How well are those arms performing in context with their peers? With a minimum of 30 innings pitched, here’s how they compare with pitchers in their division. Players ranked by rank relative to division:
*Hajjar has 29 innings pitched as of writing this, but he’s an essential piece of the story, so I included him anyway.
Festa has pitched with both Fort Myers and Cedar Rapids in 2022, which makes his placement in the table messy—just know his K-BB% would be elite in either league.

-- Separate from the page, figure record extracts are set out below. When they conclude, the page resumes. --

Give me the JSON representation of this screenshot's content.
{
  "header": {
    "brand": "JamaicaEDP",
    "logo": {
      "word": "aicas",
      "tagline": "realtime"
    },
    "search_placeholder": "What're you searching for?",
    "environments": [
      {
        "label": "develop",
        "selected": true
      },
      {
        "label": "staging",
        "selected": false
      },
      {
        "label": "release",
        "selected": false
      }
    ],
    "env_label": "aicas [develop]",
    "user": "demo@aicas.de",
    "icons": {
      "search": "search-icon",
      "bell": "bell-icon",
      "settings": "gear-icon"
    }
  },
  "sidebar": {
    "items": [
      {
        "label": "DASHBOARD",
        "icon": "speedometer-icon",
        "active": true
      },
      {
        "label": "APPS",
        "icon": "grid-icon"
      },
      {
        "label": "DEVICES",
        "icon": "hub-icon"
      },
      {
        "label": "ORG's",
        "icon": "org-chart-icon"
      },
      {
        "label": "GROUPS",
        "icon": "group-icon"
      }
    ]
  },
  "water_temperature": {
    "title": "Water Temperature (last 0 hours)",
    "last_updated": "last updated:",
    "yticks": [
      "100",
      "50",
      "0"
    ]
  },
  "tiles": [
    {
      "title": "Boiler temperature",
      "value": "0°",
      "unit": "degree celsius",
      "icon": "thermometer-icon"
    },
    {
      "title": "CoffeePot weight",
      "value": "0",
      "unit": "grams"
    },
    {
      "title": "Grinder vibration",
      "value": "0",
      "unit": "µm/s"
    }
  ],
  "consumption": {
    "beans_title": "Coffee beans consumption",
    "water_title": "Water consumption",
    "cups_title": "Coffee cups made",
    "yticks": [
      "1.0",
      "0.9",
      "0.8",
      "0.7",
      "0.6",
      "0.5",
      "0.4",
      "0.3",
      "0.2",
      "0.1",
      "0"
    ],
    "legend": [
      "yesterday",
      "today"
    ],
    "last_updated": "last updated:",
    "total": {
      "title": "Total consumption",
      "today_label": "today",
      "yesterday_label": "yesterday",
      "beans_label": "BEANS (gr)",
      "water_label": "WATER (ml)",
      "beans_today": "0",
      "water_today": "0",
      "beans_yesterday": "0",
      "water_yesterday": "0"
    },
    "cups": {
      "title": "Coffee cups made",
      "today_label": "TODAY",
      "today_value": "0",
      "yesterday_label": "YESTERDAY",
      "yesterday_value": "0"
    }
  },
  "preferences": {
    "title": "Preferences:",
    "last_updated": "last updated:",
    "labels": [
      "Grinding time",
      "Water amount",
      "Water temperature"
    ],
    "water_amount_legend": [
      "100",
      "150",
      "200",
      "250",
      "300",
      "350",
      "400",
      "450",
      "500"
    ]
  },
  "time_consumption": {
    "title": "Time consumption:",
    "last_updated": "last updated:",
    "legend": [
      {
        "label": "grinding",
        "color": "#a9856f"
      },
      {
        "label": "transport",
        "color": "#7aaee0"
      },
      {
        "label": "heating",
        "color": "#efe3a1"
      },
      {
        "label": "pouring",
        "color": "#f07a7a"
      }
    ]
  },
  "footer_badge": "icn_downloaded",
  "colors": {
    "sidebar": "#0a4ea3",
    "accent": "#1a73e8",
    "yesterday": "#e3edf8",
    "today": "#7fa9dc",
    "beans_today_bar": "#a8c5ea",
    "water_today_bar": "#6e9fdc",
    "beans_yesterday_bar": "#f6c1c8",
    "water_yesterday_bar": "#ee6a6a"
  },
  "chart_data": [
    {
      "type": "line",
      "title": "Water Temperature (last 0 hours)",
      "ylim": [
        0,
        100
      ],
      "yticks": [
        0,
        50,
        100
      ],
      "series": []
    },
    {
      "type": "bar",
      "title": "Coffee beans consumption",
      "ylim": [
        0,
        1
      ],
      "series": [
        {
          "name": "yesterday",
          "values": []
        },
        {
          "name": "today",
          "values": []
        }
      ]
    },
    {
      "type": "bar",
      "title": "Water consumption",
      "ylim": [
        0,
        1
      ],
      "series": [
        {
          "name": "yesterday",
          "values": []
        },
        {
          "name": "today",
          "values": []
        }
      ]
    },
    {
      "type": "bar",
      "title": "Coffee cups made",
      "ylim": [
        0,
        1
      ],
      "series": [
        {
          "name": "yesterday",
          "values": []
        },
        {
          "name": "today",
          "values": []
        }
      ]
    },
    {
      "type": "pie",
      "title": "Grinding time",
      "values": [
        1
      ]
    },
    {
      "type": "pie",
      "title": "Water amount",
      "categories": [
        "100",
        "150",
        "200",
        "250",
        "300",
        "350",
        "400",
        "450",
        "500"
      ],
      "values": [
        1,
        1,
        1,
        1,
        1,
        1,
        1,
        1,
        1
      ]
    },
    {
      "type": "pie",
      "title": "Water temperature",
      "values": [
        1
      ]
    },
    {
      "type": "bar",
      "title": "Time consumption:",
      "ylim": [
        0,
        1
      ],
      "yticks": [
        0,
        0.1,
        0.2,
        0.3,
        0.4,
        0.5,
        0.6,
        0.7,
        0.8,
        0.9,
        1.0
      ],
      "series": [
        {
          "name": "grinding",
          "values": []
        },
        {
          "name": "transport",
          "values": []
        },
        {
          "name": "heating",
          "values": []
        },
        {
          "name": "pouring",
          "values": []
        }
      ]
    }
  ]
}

The Twins have targeted college arms specifically for years now. Since 2017, their drafts have been 43%, 43%, 38%, and 45% college arms, respectively, with 2020 ignored as it should be for every topic. Bailey Ober, Cole Sands, and Josh Winder were college arms, and while they didn’t draft Joe Ryan, he came from the collegiate ranks as well. It took a few years of cleaning out the gutters, but the system is now overflowing with college arms.
This focus is nothing new for Derek Falvey; he coveted multiple collegiate arms during his time as a Cleveland executive. Corey Kluber, Trevor Bauer, Mike Clevinger, Shane Bieber, and Aaron Civale rose through the college ranks before joining Cleveland’s system and found varying levels of success in the majors. That’s three Cy Young winners for those keeping track.
An advantage to drafting college arms is their seasoning; those players have more time performing against high-level talent and require less time in the minors than their high school counterparts. Teams know this; it’s why the Angels, probably foolishly, drafted 19 college pitchers in 2021. The draft is 20 rounds.
Another truism about drafting college pitchers is that, because their cement is more dry, taking one is less a game of projections and more a project of finding undervalued characteristics. High schoolers might as well be light-years away from the majors, and their development presents an immense risk. The Moneyball book perfectly represented the idea with Billy Beane’s anger at drafting Jeremy Bonderman, a projectable arm with a “clean delivery, and a body that looked as if it had been created to wear a baseball uniform.” Although, Bonderman had the last laugh when he pitched more than 1,200 innings in MLB over a nine-year career.
Is this simply just the game repeating itself; it’s meta-game moving full-circle back towards what was cutting edge thinking 20 years ago? Perhaps, perhaps not. If you looked carefully, you’d see that players like Povich and Hajjar found extra velocity ticks after joining the organization. The team could be identifying players with more data attached to them to target a fix or two and enjoy the benefits of a more realized player. After all, this is the landscape of Big Data in baseball, and the Twins might be using it to their advantage.